Bei dem Gedanken an dieses Klischee entfuhr Ellie ein bitteres Schnauben. Wenn sie ehrlich war, würde sie sich freuen, wenn ihr in den nächsten Jahren größere Dramen erspart blieben. 

Es war sechs Uhr fünfundzwanzig. Sie hatte noch eine Stunde Zeit, bis sie das Haus verlassen musste. Eine Stunde, um sich in Bettie zu verwandeln. Die Erinnerungen an den Nachmittag vor dem Unfall spukten in ihrem Kopf herum. Die letzten fröhlichen Stunden ihres alten Lebens. Ellie konnte sich noch genau daran erinnern, wie Isabella gestaunt hatte, als sie mit glatten Haaren vor ihrer Freundin gestanden hatte. Wie ein neuer Mensch. Und genau das hatte Ellie jetzt vor. Ihre Haare waren noch feucht vom Duschen. Das Glätteeisen lag bereit. In der letzten Woche hatte Ellie fleißig geübt, Strähne für Strähne, einer bestimmten Systematik folgend.

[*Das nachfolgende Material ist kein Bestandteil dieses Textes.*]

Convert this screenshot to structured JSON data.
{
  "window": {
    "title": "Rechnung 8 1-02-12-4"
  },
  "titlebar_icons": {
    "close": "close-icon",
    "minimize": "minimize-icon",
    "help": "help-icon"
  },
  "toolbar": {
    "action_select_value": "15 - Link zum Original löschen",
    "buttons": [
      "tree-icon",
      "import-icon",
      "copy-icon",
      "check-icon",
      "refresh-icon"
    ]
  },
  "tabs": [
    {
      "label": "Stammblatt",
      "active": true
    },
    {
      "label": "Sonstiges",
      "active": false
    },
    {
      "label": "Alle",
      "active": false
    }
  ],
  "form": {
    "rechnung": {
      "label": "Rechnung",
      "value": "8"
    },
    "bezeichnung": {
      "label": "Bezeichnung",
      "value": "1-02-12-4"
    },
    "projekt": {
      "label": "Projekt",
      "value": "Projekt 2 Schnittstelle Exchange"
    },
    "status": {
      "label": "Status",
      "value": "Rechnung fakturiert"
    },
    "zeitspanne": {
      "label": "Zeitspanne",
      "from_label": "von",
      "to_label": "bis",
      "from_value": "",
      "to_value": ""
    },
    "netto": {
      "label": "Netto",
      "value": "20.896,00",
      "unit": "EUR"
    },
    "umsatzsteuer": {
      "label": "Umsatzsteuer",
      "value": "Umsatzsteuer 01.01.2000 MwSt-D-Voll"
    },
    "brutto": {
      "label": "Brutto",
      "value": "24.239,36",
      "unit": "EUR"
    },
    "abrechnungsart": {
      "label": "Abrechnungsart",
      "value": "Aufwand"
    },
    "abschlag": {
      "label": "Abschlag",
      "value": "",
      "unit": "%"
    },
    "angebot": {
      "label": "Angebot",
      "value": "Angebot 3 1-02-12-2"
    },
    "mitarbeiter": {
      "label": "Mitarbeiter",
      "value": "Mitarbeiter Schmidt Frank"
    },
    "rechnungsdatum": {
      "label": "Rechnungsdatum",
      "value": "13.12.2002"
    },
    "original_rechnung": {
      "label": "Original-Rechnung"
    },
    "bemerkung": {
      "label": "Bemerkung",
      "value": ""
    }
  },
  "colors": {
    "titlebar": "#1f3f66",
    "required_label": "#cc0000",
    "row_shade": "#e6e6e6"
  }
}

Niemand durfte auf die Idee kommen, wer hinter dem neuen Mädchen steckte. Ellie wusste genau, dass ein paar Jugendliche aus dem LJO auch auf das Anne-Frank-Gymnasium gingen. Doch mit ein bisschen mehr Schminke und einem neuen Kleidungsstil würde niemand mehr die bemitleidenswerte Ellie erkennen, die gerade erst Mutter und Bruder verloren hatte. Sie war jetzt Bettie: glücklich, ohne Probleme, zielgerichtet in die Zukunft schauend. Vielleicht würde sie sich ein neues Hobby suchen. Wenn sie die anderen Jugendlichen aus ihrem Jahrgang beobachtete, würde sie schon herausfinden, was andere so in ihrer Freizeit so trieben. Es konnte ja nicht so schwer sein, normal zu sein.

"Ellie, magst du noch etwas frühstücken?", rief Thomas von unten aus der Küche.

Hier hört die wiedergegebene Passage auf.